Picked up a couple at Dymocks on Sunday, and ordered 4 more to be delivered early next week…2 Dave Warners, one Benjamin Stevenson and the new Robert Crais.

Also got a couple more Liz Carlyle stories by Stella Rimington, former DG of MI5.

About 3 chapters into The Cold Six Thousand by James Ellroy. Bit hard going and similar to a blitz 3 word story.

I don’t remember which of that trilogy I gave up on. I know I read American Tabloid and enjoyed it, but one of the next two was just too hard a read. Ellroy is a very difficult read.

Finished the second Dan Bentley book by Dave Warner. It’s based on, but not based on, the Claremont serial killings in Perth in the late 90s. And solved around the time the real Claremont killer was convicted about 2018.

Snowy Lane from City of Light is now a PI and asked to look into one of the girls missing. It’s notionally solved with the suicide of one of the suspects and the Task Force inspector eventually promoted to WA police commissioner, so it’s politically volatile to say the case is still open.

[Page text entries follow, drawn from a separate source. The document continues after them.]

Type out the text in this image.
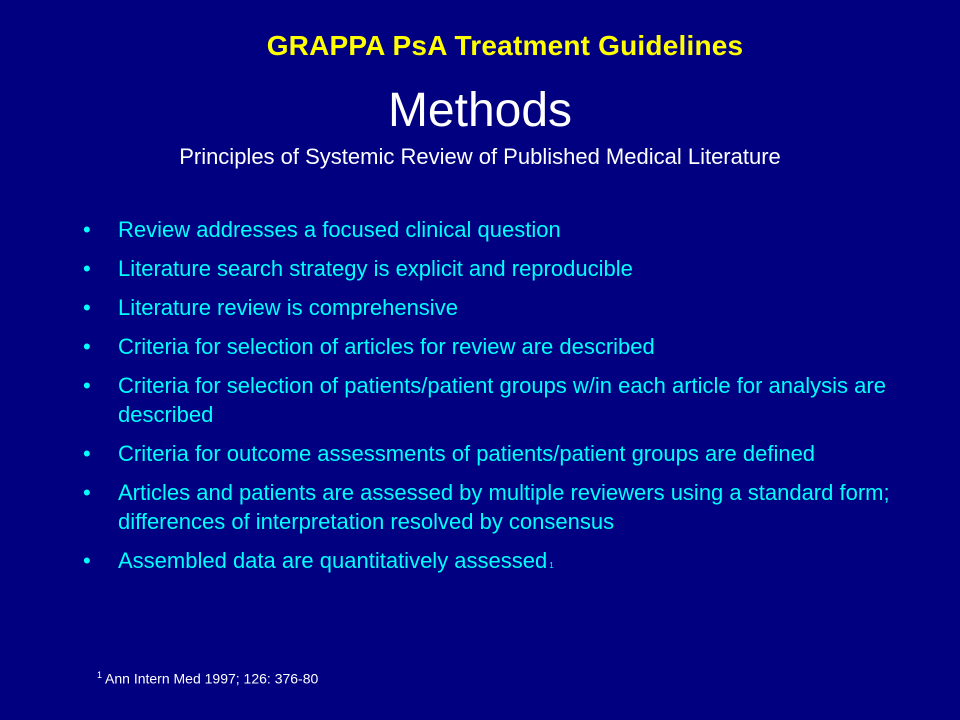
GRAPPA PsA Treatment Guidelines
Methods
Principles of Systemic Review of Published Medical Literature
• Review addresses a focused clinical question
• Literature search strategy is explicit and reproducible
• Literature review is comprehensive
• Criteria for selection of articles for review are described
• Criteria for selection of patients/patient groups w/in each article for analysis are described
• Criteria for outcome assessments of patients/patient groups are defined
• Articles and patients are assessed by multiple reviewers using a standard form; differences of interpretation resolved by consensus
• Assembled data are quantitatively assessed 1
$^1$ Ann Intern Med 1997; 126: 376-80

Snowy gets a gig searching for the missing daughter of a notional Gina Rinehart, who’s gone AWOL up in the Kimberley, and while they’re there, Snowy discovers something that’s important in the Claremont case. He teams up with Dan Bentley who’s the main detective in Broome (Before it Breaks).

And had a Gabriel Bergmoser (Hunter and The Inheritance) Audible “The Hitchhiker”. Bloke picks up a hitchhiker driving through the Outback. Gave up halfway through. Just too nasty. Bergmoser off the list now.

Onto the third Dan Bentley now…After the Flood…which was recently released.

Fly by Michael Veitch. From the cover: True stories of courage and adventure from the airmen of World War 2. A series of about 20 interviews of old flyers. Published in 2008. Fascinating and riveting, l would have preferred less Veitch scene setting and a bit more in depth story telling.